Это — тайна очередного пушкинского «странного сближения».
Связь между каким-то письмом Марии Раевской, которое оказалось в руках у Пушкина 3 ноября 1823 года, и тотчас же воспоследовавшим (можно сказать — эхообразным) «иррациональным явлением» Татьяны Лариной во второй главе «Евгения Онегина» представляется нам несомненной. Доказательствами тому будут, как увидим, вся дальнейшая история «утаённой любви» и история пушкинского романа в стихах.
Итак, в знаменательный ноябрьский день Пушкин получил от Жизни долгожданную подсказку, таинственный девичий «билет» — и его «Евгений Онегин» сразу ожил, вновь обрел некую внутреннюю энергию и двинулся, набирая ход, вперед. Спустя месяц многострадальная глава была завершена, и 1 декабря поэт писал о романе А. И. Тургеневу: «Две песни уже готовы» (XIII, 80). А ночью 8 декабря Пушкин ставит дату под XXXIX строфой — первоначально считавшейся в этой песни заключительной ( VI, 299).

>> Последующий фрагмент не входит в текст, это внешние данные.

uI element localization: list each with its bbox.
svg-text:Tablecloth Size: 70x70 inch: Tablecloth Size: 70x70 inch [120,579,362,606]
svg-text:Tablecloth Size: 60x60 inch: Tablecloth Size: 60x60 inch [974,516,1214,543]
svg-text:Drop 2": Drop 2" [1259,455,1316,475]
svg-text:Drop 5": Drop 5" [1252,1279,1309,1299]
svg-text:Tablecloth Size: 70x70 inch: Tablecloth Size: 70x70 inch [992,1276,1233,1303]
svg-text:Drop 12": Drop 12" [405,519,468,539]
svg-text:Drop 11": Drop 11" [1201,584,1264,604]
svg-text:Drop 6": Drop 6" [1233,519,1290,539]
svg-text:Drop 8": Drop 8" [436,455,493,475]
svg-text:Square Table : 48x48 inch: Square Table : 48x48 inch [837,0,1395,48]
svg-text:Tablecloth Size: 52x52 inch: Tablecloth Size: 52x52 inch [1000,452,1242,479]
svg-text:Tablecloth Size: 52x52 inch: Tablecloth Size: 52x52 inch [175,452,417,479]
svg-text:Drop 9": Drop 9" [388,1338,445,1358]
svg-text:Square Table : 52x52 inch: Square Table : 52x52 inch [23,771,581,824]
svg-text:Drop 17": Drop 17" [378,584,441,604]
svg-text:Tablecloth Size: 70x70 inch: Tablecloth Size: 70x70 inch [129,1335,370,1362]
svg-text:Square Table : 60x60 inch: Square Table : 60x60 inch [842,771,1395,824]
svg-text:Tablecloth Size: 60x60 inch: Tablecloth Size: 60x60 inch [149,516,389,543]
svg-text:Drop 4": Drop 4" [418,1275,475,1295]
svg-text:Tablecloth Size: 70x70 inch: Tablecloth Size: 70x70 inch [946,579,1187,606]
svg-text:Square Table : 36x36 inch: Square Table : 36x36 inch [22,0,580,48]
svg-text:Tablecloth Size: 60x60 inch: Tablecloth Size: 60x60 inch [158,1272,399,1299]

Как выяснилось впоследствии, вторая глава «Евгения Онегина» оказалась самой короткой главой романа. Поэту явно хотелось побыстрее «отделаться» от песни, принесшей ему столько душевных хлопот, — что он и совершил, выведя почти что скопом всех необходимых для задуманного действия персонажей на сцену, поочередно представив их и предуготовив читателя к грядущей интриге. Персонажи в темпе продефилировали по стихам и строфам, практически не замечая друг друга и не вступая в общение, — и тут перед публикой вместо ожидаемых ею увлекательных коллизий явилась и расшаркалась авторская точка.
После 3 ноября Пушкину открылась некая заманчивая романная «даль» — и посему, завершая песнь елико возможно скорее, он торопился окунуться в работу над следующей главой.
Коллизии уже были им вчерне намечены — но отложены на третью песнь.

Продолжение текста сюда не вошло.